When was MBDI founded, and who are some of your major industry partners?
Cayemitte: MBDI was officially founded in December 2010, but in many ways, it was years in the making. It was formed as a direct response to a gaping hole we saw in the market: the need for a dedicated institute that didn’t just talk about opportunity, but also provided the rigorous education required to remove barriers to success. We realized that ‘access’ to contracts doesn’t mean much if you don’t have the ‘readiness’ to execute them. The institute was built to be that bridge.
Of course, you cannot drive this kind of systemic change in a silo. We are incredibly proud to have major industry heavyweights walking this path with us—partners like Travelers Corp., Flagstar Bank, Axis and Octave Group that are critical allies in understanding that investing in these small businesses is an investment in the future of our industry.

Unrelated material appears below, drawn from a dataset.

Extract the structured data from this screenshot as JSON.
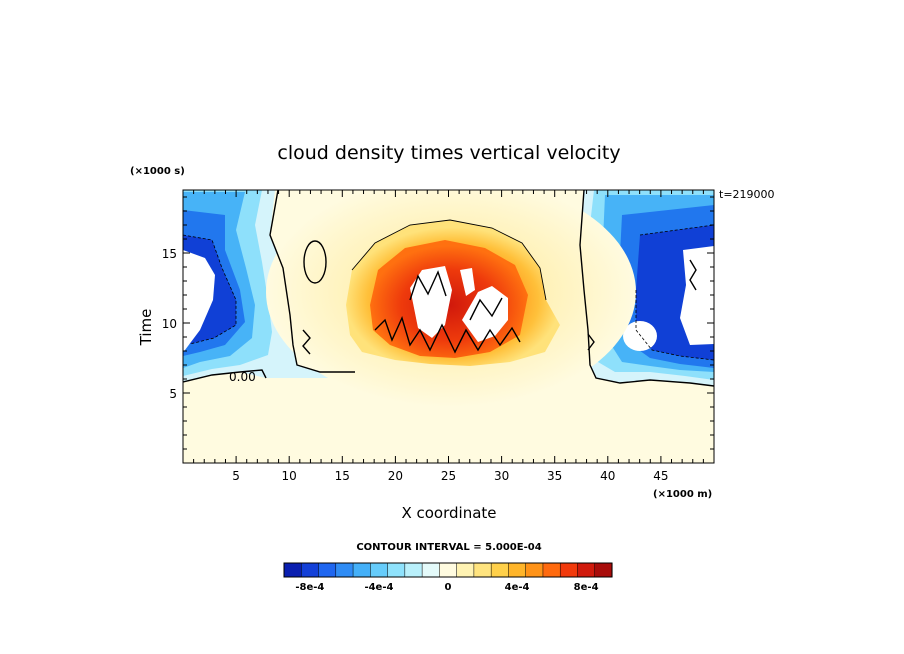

What is your origin story? What got you into this particular niche of the construction industry? What drew you to construction?

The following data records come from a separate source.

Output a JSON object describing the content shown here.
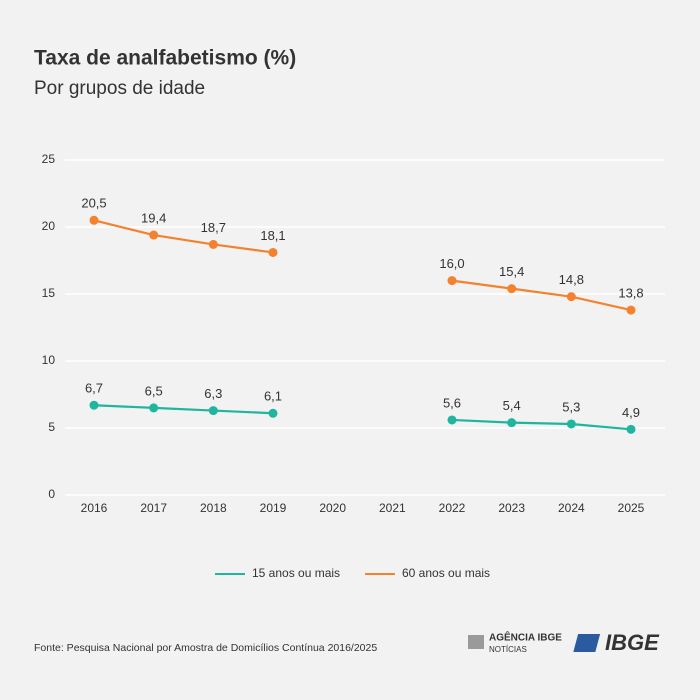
{
  "chart_data": {
    "type": "line",
    "title": "Taxa de analfabetismo (%)",
    "subtitle": "Por grupos de idade",
    "categories": [
      "2016",
      "2017",
      "2018",
      "2019",
      "2020",
      "2021",
      "2022",
      "2023",
      "2024",
      "2025"
    ],
    "series": [
      {
        "name": "15 anos ou mais",
        "color": "#1fb59f",
        "values": [
          6.7,
          6.5,
          6.3,
          6.1,
          null,
          null,
          5.6,
          5.4,
          5.3,
          4.9
        ],
        "value_labels": [
          "6,7",
          "6,5",
          "6,3",
          "6,1",
          null,
          null,
          "5,6",
          "5,4",
          "5,3",
          "4,9"
        ]
      },
      {
        "name": "60 anos ou mais",
        "color": "#f4812d",
        "values": [
          20.5,
          19.4,
          18.7,
          18.1,
          null,
          null,
          16.0,
          15.4,
          14.8,
          13.8
        ],
        "value_labels": [
          "20,5",
          "19,4",
          "18,7",
          "18,1",
          null,
          null,
          "16,0",
          "15,4",
          "14,8",
          "13,8"
        ]
      }
    ],
    "ylim": [
      0,
      25
    ],
    "yticks": [
      0,
      5,
      10,
      15,
      20,
      25
    ],
    "grid": true,
    "legend": "bottom",
    "source": "Fonte: Pesquisa Nacional por Amostra de Domicílios Contínua 2016/2025"
  },
  "logos": {
    "agencia": "AGÊNCIA IBGE",
    "noticias": "NOTÍCIAS",
    "ibge": "IBGE"
  }
}
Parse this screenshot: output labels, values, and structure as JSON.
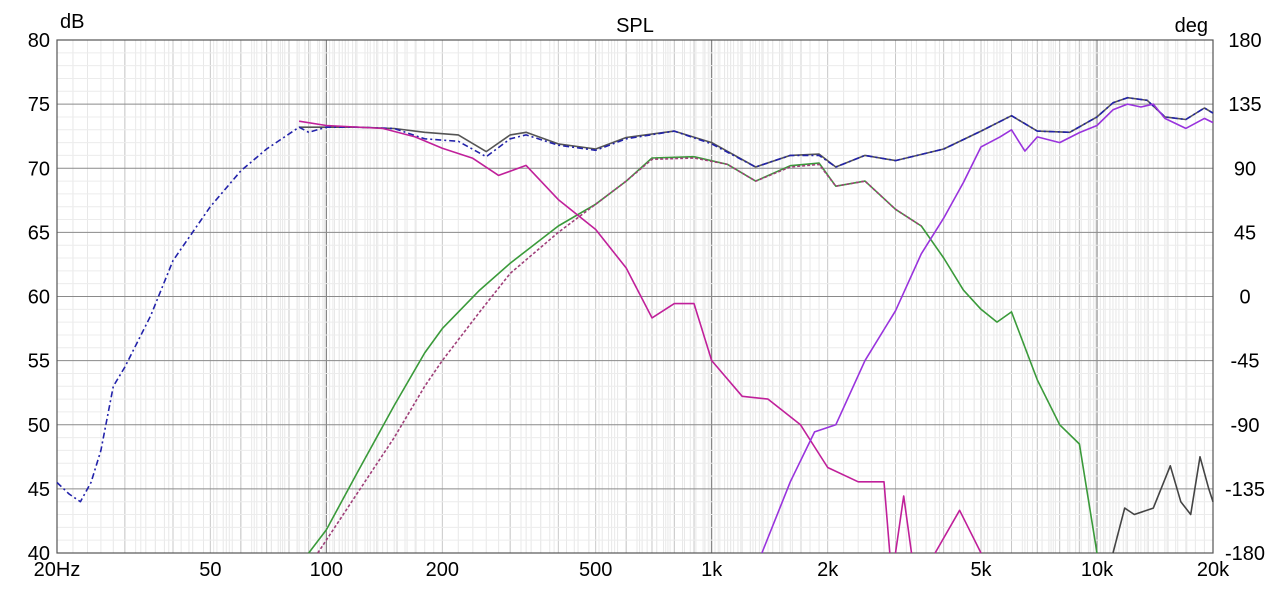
{
  "chart_data": {
    "type": "line",
    "title": "SPL",
    "ylabel_left": "dB",
    "ylabel_right": "deg",
    "x_scale": "log",
    "xlim": [
      20,
      20000
    ],
    "ylim": [
      40,
      80
    ],
    "ylim_right": [
      -180,
      180
    ],
    "grid": true,
    "x_ticks": [
      {
        "value": 20,
        "label": "20Hz"
      },
      {
        "value": 50,
        "label": "50"
      },
      {
        "value": 100,
        "label": "100"
      },
      {
        "value": 200,
        "label": "200"
      },
      {
        "value": 500,
        "label": "500"
      },
      {
        "value": 1000,
        "label": "1k"
      },
      {
        "value": 2000,
        "label": "2k"
      },
      {
        "value": 5000,
        "label": "5k"
      },
      {
        "value": 10000,
        "label": "10k"
      },
      {
        "value": 20000,
        "label": "20k"
      }
    ],
    "y_ticks_left": [
      80,
      75,
      70,
      65,
      60,
      55,
      50,
      45,
      40
    ],
    "y_ticks_right": [
      180,
      135,
      90,
      45,
      0,
      -45,
      -90,
      -135,
      -180
    ],
    "series": [
      {
        "color": "#555555",
        "axis": "left",
        "dash": "",
        "points": [
          [
            85,
            73.2
          ],
          [
            100,
            73.2
          ],
          [
            120,
            73.2
          ],
          [
            150,
            73.1
          ],
          [
            180,
            72.8
          ],
          [
            220,
            72.6
          ],
          [
            260,
            71.3
          ],
          [
            300,
            72.6
          ],
          [
            330,
            72.8
          ],
          [
            400,
            71.9
          ],
          [
            500,
            71.5
          ],
          [
            600,
            72.4
          ],
          [
            800,
            72.9
          ],
          [
            1000,
            72.0
          ],
          [
            1300,
            70.1
          ],
          [
            1600,
            71.0
          ],
          [
            1900,
            71.1
          ],
          [
            2100,
            70.1
          ],
          [
            2500,
            71.0
          ],
          [
            3000,
            70.6
          ],
          [
            4000,
            71.5
          ],
          [
            5000,
            72.9
          ],
          [
            6000,
            74.1
          ],
          [
            7000,
            72.9
          ],
          [
            8500,
            72.8
          ],
          [
            10000,
            74.0
          ],
          [
            11000,
            75.1
          ],
          [
            12000,
            75.5
          ],
          [
            13500,
            75.3
          ],
          [
            15000,
            74.0
          ],
          [
            17000,
            73.8
          ],
          [
            19000,
            74.7
          ],
          [
            20000,
            74.3
          ]
        ]
      },
      {
        "color": "#2222aa",
        "axis": "left",
        "dash": "6,3,2,3",
        "points": [
          [
            20,
            45.5
          ],
          [
            21.5,
            44.6
          ],
          [
            23,
            44
          ],
          [
            24.5,
            45.5
          ],
          [
            26,
            48
          ],
          [
            28,
            53
          ],
          [
            30,
            54.5
          ],
          [
            35,
            58.5
          ],
          [
            40,
            62.8
          ],
          [
            50,
            67
          ],
          [
            60,
            69.8
          ],
          [
            70,
            71.5
          ],
          [
            85,
            73.2
          ],
          [
            90,
            72.8
          ],
          [
            100,
            73.2
          ],
          [
            120,
            73.2
          ],
          [
            150,
            73.1
          ],
          [
            180,
            72.3
          ],
          [
            220,
            72.1
          ],
          [
            260,
            70.9
          ],
          [
            300,
            72.3
          ],
          [
            330,
            72.6
          ],
          [
            400,
            71.8
          ],
          [
            500,
            71.4
          ],
          [
            600,
            72.3
          ],
          [
            800,
            72.9
          ],
          [
            1000,
            71.9
          ],
          [
            1300,
            70.1
          ],
          [
            1600,
            71.0
          ],
          [
            1900,
            71.0
          ],
          [
            2100,
            70.1
          ],
          [
            2500,
            71.0
          ],
          [
            3000,
            70.6
          ],
          [
            4000,
            71.5
          ],
          [
            5000,
            72.9
          ],
          [
            6000,
            74.1
          ],
          [
            7000,
            72.9
          ],
          [
            8500,
            72.8
          ],
          [
            10000,
            74.0
          ],
          [
            11000,
            75.1
          ],
          [
            12000,
            75.5
          ],
          [
            13500,
            75.3
          ],
          [
            15000,
            74.0
          ],
          [
            17000,
            73.8
          ],
          [
            19000,
            74.7
          ],
          [
            20000,
            74.3
          ]
        ]
      },
      {
        "color": "#3a9a3a",
        "axis": "left",
        "dash": "",
        "points": [
          [
            90,
            40
          ],
          [
            100,
            41.8
          ],
          [
            120,
            46.2
          ],
          [
            150,
            51.5
          ],
          [
            180,
            55.6
          ],
          [
            200,
            57.5
          ],
          [
            250,
            60.5
          ],
          [
            300,
            62.6
          ],
          [
            400,
            65.5
          ],
          [
            500,
            67.2
          ],
          [
            600,
            69
          ],
          [
            700,
            70.8
          ],
          [
            900,
            70.9
          ],
          [
            1100,
            70.3
          ],
          [
            1300,
            69.0
          ],
          [
            1600,
            70.2
          ],
          [
            1900,
            70.4
          ],
          [
            2100,
            68.6
          ],
          [
            2500,
            69.0
          ],
          [
            3000,
            66.8
          ],
          [
            3500,
            65.5
          ],
          [
            4000,
            63.0
          ],
          [
            4500,
            60.5
          ],
          [
            5000,
            59.0
          ],
          [
            5500,
            58
          ],
          [
            6000,
            58.8
          ],
          [
            7000,
            53.5
          ],
          [
            8000,
            50
          ],
          [
            9000,
            48.5
          ],
          [
            10000,
            40
          ]
        ]
      },
      {
        "color": "#a0407a",
        "axis": "left",
        "dash": "3,2",
        "points": [
          [
            95,
            40
          ],
          [
            120,
            44.6
          ],
          [
            150,
            49
          ],
          [
            180,
            53
          ],
          [
            200,
            55
          ],
          [
            250,
            58.8
          ],
          [
            300,
            61.8
          ],
          [
            400,
            65
          ],
          [
            500,
            67.2
          ],
          [
            600,
            69
          ],
          [
            700,
            70.7
          ],
          [
            900,
            70.8
          ],
          [
            1100,
            70.3
          ],
          [
            1300,
            69.0
          ],
          [
            1600,
            70.1
          ],
          [
            1900,
            70.3
          ],
          [
            2100,
            68.6
          ],
          [
            2500,
            69.0
          ],
          [
            3000,
            66.8
          ],
          [
            3500,
            65.5
          ]
        ]
      },
      {
        "color": "#444444",
        "axis": "left",
        "dash": "",
        "points": [
          [
            11000,
            40
          ],
          [
            11800,
            43.5
          ],
          [
            12500,
            43
          ],
          [
            14000,
            43.5
          ],
          [
            15500,
            46.8
          ],
          [
            16500,
            44
          ],
          [
            17500,
            43
          ],
          [
            18500,
            47.5
          ],
          [
            19500,
            45
          ],
          [
            20000,
            44
          ]
        ]
      },
      {
        "color": "#c0209a",
        "axis": "right",
        "dash": "",
        "points": [
          [
            85,
            123
          ],
          [
            100,
            120
          ],
          [
            140,
            118
          ],
          [
            170,
            112
          ],
          [
            200,
            104
          ],
          [
            240,
            97
          ],
          [
            280,
            85
          ],
          [
            330,
            92
          ],
          [
            400,
            68
          ],
          [
            500,
            47
          ],
          [
            600,
            20
          ],
          [
            700,
            -15
          ],
          [
            800,
            -5
          ],
          [
            900,
            -5
          ],
          [
            1000,
            -45
          ],
          [
            1200,
            -70
          ],
          [
            1400,
            -72
          ],
          [
            1700,
            -90
          ],
          [
            2000,
            -120
          ],
          [
            2400,
            -130
          ],
          [
            2800,
            -130
          ],
          [
            2900,
            -180
          ]
        ]
      },
      {
        "color": "#9933dd",
        "axis": "right",
        "dash": "",
        "points": [
          [
            1350,
            -180
          ],
          [
            1600,
            -130
          ],
          [
            1850,
            -95
          ],
          [
            2100,
            -90
          ],
          [
            2500,
            -45
          ],
          [
            3000,
            -10
          ],
          [
            3500,
            30
          ],
          [
            4000,
            55
          ],
          [
            4500,
            80
          ],
          [
            5000,
            105
          ],
          [
            5600,
            112
          ],
          [
            6000,
            117
          ],
          [
            6500,
            102
          ],
          [
            7000,
            112
          ],
          [
            8000,
            108
          ],
          [
            9000,
            115
          ],
          [
            10000,
            120
          ],
          [
            11000,
            131
          ],
          [
            12000,
            135
          ],
          [
            13000,
            133
          ],
          [
            14000,
            135
          ],
          [
            15000,
            125
          ],
          [
            17000,
            118
          ],
          [
            19000,
            125
          ],
          [
            20000,
            122
          ]
        ]
      }
    ],
    "phase_fragments": [
      {
        "color": "#c0209a",
        "points": [
          [
            3000,
            -180
          ],
          [
            3150,
            -140
          ],
          [
            3300,
            -180
          ]
        ]
      },
      {
        "color": "#c0209a",
        "points": [
          [
            3800,
            -180
          ],
          [
            4400,
            -150
          ],
          [
            5000,
            -180
          ]
        ]
      }
    ]
  }
}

Cayemitte: My favorite movie is To Sir, with Love, a film that highlights themes of respect, education and the transformative power of understanding. Those themes, coupled with my mother always instilling in me that the most important thing you can do in life is to help others, became the bedrock of MBDI.
After spending 21 years in insurance underwriting and executive management—including 16 years at AIG and 4.5 years at Travelers—I started the Cayemitte Group. But the true turning point came when the road of life led me to New Orleans in the devastating aftermath of Hurricane Katrina.

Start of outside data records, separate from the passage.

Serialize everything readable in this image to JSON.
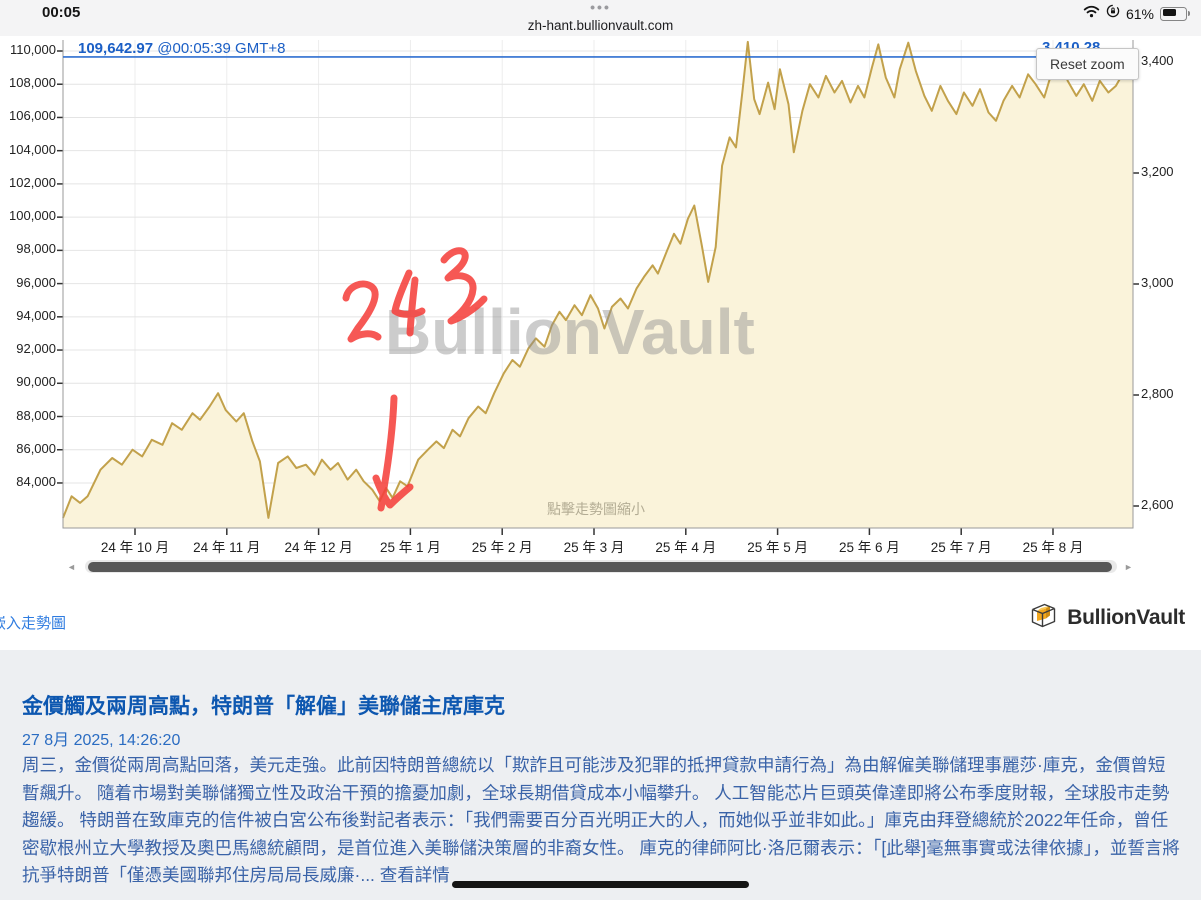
{
  "status_bar": {
    "time": "00:05",
    "battery": "61%"
  },
  "browser": {
    "tab_dots": "•••",
    "url": "zh-hant.bullionvault.com"
  },
  "chart": {
    "price_label": "109,642.97",
    "price_time": "@00:05:39 GMT+8",
    "right_price_label": "3,410.28",
    "reset_zoom": "Reset zoom",
    "watermark": "BullionVault",
    "zoom_hint": "點擊走勢圖縮小",
    "handwritten_note": "2 4 3",
    "colors": {
      "line": "#c2a14b",
      "fill": "#faf3da",
      "accent_blue": "#2e6fd0",
      "annotation_red": "#f5413d"
    }
  },
  "chart_data": {
    "type": "area",
    "title": "",
    "xlabel": "",
    "ylabel_left": "",
    "x_labels": [
      "24 年 10 月",
      "24 年 11 月",
      "24 年 12 月",
      "25 年 1 月",
      "25 年 2 月",
      "25 年 3 月",
      "25 年 4 月",
      "25 年 5 月",
      "25 年 6 月",
      "25 年 7 月",
      "25 年 8 月"
    ],
    "y_left_values": [
      110000,
      108000,
      106000,
      104000,
      102000,
      100000,
      98000,
      96000,
      94000,
      92000,
      90000,
      88000,
      86000,
      84000
    ],
    "y_left_ticks": [
      "110,000",
      "108,000",
      "106,000",
      "104,000",
      "102,000",
      "100,000",
      "98,000",
      "96,000",
      "94,000",
      "92,000",
      "90,000",
      "88,000",
      "86,000",
      "84,000"
    ],
    "y_right_ticks": [
      "3,400",
      "3,200",
      "3,000",
      "2,800",
      "2,600"
    ],
    "y_left_range": [
      81290,
      110662
    ],
    "current_value": 109642.97,
    "legend": [],
    "grid": true,
    "points": [
      [
        0,
        81900
      ],
      [
        0.008,
        83200
      ],
      [
        0.016,
        82800
      ],
      [
        0.023,
        83200
      ],
      [
        0.035,
        84800
      ],
      [
        0.046,
        85500
      ],
      [
        0.055,
        85100
      ],
      [
        0.065,
        86000
      ],
      [
        0.074,
        85600
      ],
      [
        0.083,
        86600
      ],
      [
        0.093,
        86300
      ],
      [
        0.102,
        87600
      ],
      [
        0.111,
        87200
      ],
      [
        0.121,
        88200
      ],
      [
        0.128,
        87800
      ],
      [
        0.137,
        88600
      ],
      [
        0.145,
        89400
      ],
      [
        0.152,
        88400
      ],
      [
        0.162,
        87700
      ],
      [
        0.169,
        88200
      ],
      [
        0.177,
        86500
      ],
      [
        0.184,
        85300
      ],
      [
        0.192,
        81900
      ],
      [
        0.201,
        85200
      ],
      [
        0.21,
        85600
      ],
      [
        0.218,
        84900
      ],
      [
        0.227,
        85100
      ],
      [
        0.235,
        84500
      ],
      [
        0.242,
        85400
      ],
      [
        0.25,
        84800
      ],
      [
        0.257,
        85200
      ],
      [
        0.266,
        84200
      ],
      [
        0.274,
        84800
      ],
      [
        0.281,
        84100
      ],
      [
        0.289,
        83600
      ],
      [
        0.296,
        82900
      ],
      [
        0.302,
        83700
      ],
      [
        0.308,
        83100
      ],
      [
        0.315,
        84100
      ],
      [
        0.322,
        83800
      ],
      [
        0.332,
        85400
      ],
      [
        0.341,
        86000
      ],
      [
        0.349,
        86500
      ],
      [
        0.356,
        86100
      ],
      [
        0.364,
        87200
      ],
      [
        0.371,
        86800
      ],
      [
        0.379,
        87900
      ],
      [
        0.388,
        88600
      ],
      [
        0.395,
        88200
      ],
      [
        0.403,
        89400
      ],
      [
        0.412,
        90600
      ],
      [
        0.42,
        91400
      ],
      [
        0.427,
        91000
      ],
      [
        0.435,
        92100
      ],
      [
        0.442,
        92700
      ],
      [
        0.45,
        92200
      ],
      [
        0.457,
        93500
      ],
      [
        0.464,
        94300
      ],
      [
        0.47,
        93800
      ],
      [
        0.478,
        94700
      ],
      [
        0.485,
        94100
      ],
      [
        0.493,
        95300
      ],
      [
        0.5,
        94500
      ],
      [
        0.506,
        93300
      ],
      [
        0.513,
        94600
      ],
      [
        0.521,
        95100
      ],
      [
        0.528,
        94500
      ],
      [
        0.536,
        95700
      ],
      [
        0.543,
        96400
      ],
      [
        0.551,
        97100
      ],
      [
        0.556,
        96600
      ],
      [
        0.564,
        97900
      ],
      [
        0.571,
        99000
      ],
      [
        0.577,
        98400
      ],
      [
        0.584,
        99900
      ],
      [
        0.59,
        100700
      ],
      [
        0.597,
        98300
      ],
      [
        0.603,
        96100
      ],
      [
        0.61,
        98200
      ],
      [
        0.616,
        103100
      ],
      [
        0.623,
        104800
      ],
      [
        0.629,
        104200
      ],
      [
        0.635,
        107600
      ],
      [
        0.64,
        110550
      ],
      [
        0.646,
        107100
      ],
      [
        0.651,
        106200
      ],
      [
        0.659,
        108100
      ],
      [
        0.665,
        106500
      ],
      [
        0.67,
        108900
      ],
      [
        0.678,
        106800
      ],
      [
        0.683,
        103900
      ],
      [
        0.691,
        106400
      ],
      [
        0.698,
        108000
      ],
      [
        0.706,
        107200
      ],
      [
        0.713,
        108500
      ],
      [
        0.721,
        107500
      ],
      [
        0.728,
        108200
      ],
      [
        0.736,
        106900
      ],
      [
        0.743,
        107900
      ],
      [
        0.749,
        107200
      ],
      [
        0.756,
        109000
      ],
      [
        0.762,
        110400
      ],
      [
        0.769,
        108400
      ],
      [
        0.777,
        107200
      ],
      [
        0.782,
        108900
      ],
      [
        0.79,
        110500
      ],
      [
        0.797,
        108800
      ],
      [
        0.805,
        107300
      ],
      [
        0.812,
        106400
      ],
      [
        0.82,
        107900
      ],
      [
        0.827,
        107000
      ],
      [
        0.835,
        106200
      ],
      [
        0.842,
        107500
      ],
      [
        0.85,
        106700
      ],
      [
        0.857,
        107700
      ],
      [
        0.865,
        106300
      ],
      [
        0.872,
        105800
      ],
      [
        0.879,
        107000
      ],
      [
        0.887,
        107900
      ],
      [
        0.894,
        107200
      ],
      [
        0.902,
        108600
      ],
      [
        0.909,
        108000
      ],
      [
        0.917,
        107200
      ],
      [
        0.924,
        108700
      ],
      [
        0.932,
        109600
      ],
      [
        0.939,
        108200
      ],
      [
        0.947,
        107300
      ],
      [
        0.954,
        108000
      ],
      [
        0.962,
        107000
      ],
      [
        0.969,
        108200
      ],
      [
        0.977,
        107500
      ],
      [
        0.984,
        107900
      ],
      [
        0.992,
        108800
      ],
      [
        1,
        108300
      ]
    ]
  },
  "footer": {
    "embed_link": "嵌入走勢圖",
    "brand": "BullionVault"
  },
  "news": {
    "headline": "金價觸及兩周高點，特朗普「解僱」美聯儲主席庫克",
    "date": "27 8月 2025, 14:26:20",
    "body": "周三，金價從兩周高點回落，美元走強。此前因特朗普總統以「欺詐且可能涉及犯罪的抵押貸款申請行為」為由解僱美聯儲理事麗莎·庫克，金價曾短暫飆升。 隨着市場對美聯儲獨立性及政治干預的擔憂加劇，全球長期借貸成本小幅攀升。 人工智能芯片巨頭英偉達即將公布季度財報，全球股市走勢趨緩。 特朗普在致庫克的信件被白宮公布後對記者表示：「我們需要百分百光明正大的人，而她似乎並非如此。」庫克由拜登總統於2022年任命，曾任密歇根州立大學教授及奧巴馬總統顧問，是首位進入美聯儲決策層的非裔女性。 庫克的律師阿比·洛厄爾表示：「[此舉]毫無事實或法律依據」，並誓言將抗爭特朗普「僅憑美國聯邦住房局局長威廉·... ",
    "more_link": "查看詳情"
  }
}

In late 2005, there was intense public focus on how reconstruction dollars were being spent. Local business owners, particularly minority owners, were frustrated that large federal contracts were going to out-of-state companies rather than to local firms that needed them most. In response, [former] Mayor Ray Nagin signed an executive order in October 2006 to drive local participation, mandating goals like 50% local business participation and 35% for MWBE businesses.
I had joined the National Black Chamber of Commerce, which invited me to a pivotal meeting with the [US Dept. of Housing and Urban Development.] I vividly remember sitting in a Washington D.C. office with 16 ‘men in black’ who essentially told me: ‘Go meet with the Mayor’s office. Help them understand the impact of this order.’ Their concern was practical: HUD would be heavily involved in rebuilding, and since it is a public agency, contractors would need surety bonding. The reality was that most small local businesses simply would not qualify.
When we met with New Orleans officials, we confirmed that the city had no resources to support small businesses in qualifying for surety. We began insuring and bonding a few dozen firms in the south to bridge that gap.
That success caught the attention of Ronald Langston, national director of the federal Minority Business Development Agency, who met with me to discuss serving [its] offices nationally. That was the moment we sought national licensing. Shortly after, I got involved with the State of New York to manage the [Dormitory Authotity of the State of New York] Surety Bond Capital Access program. It was this evolution—from the crisis of Katrina to a national mandate—that ultimately led us to birth MBDI, our not-for-profit arm dedicated to preparing small businesses to elevate.
Today, we have turned that experience into a complete ecosystem we call The Platform. The institute has positioned more than 1,000 contractors for bonding. Embrace Partners, which I launched in 2022 as a certified MBE licensed in 50 states, acts as a wholesale brokerage and surety bonding underwriter. The Cayemitte Group handles the insurance side.
Together, we live by the motto: ‘We Educate, We Bond, We Insure.’ This platform allows large construction managers and developers to meet their [contract] inclusion goals, which often run in the hundreds of millions of dollars, by ensuring the small businesses they hire are actually financially capable of doing the work, and by positioning them to apply their insurance premium dollars toward these goals.
How has the industry evolved regarding small and disadvantaged firms? What are your goals?
Cayemitte: To be honest, the evolution has been a journey of good intentions colliding with hard realities and mixed with political posturing. I often think back to my time in New Orleans after Katrina. The political will was there. We had executive orders explicitly calling for 35% participation from minority-controlled businesses. But I remember sitting in that room with the officials from HUD, and the roadblock wasn’t a lack of talent; it was a lack of access to surety bonding.
My goal is to shift the industry’s focus from ‘compliance’ to ‘capacity.’ We cannot just set goals if the infrastructure isn’t there to support them. That is why we built ‘The Platform’ combining education, bonding, and insurance. We need to stop asking if these companies exist and start ensuring they have the financial backing to perform. My vision is that we move beyond counting participation percentages and start measuring the sustainable wealth and stability we are creating for these business owners. At the end of the day, as the businesses we train grow strong, they create really well-paying jobs, and careers that can lift families out of poverty and into the middle class.
Our education platform always leads back to affordable access to capital. That is why MBDI, in concert with Embrace Partners, is closing on an underwriting credit facility for small businesses. This is a tangible step forward in solving the capital access issue that holds so many contractors back. We expect to pre-qualify more than 150 firms for bonding in the first half of 2026 alone. We are also adding back-office support services under our ‘One Source Advantage’ line to ensure these businesses have the infrastructure to handle that growth.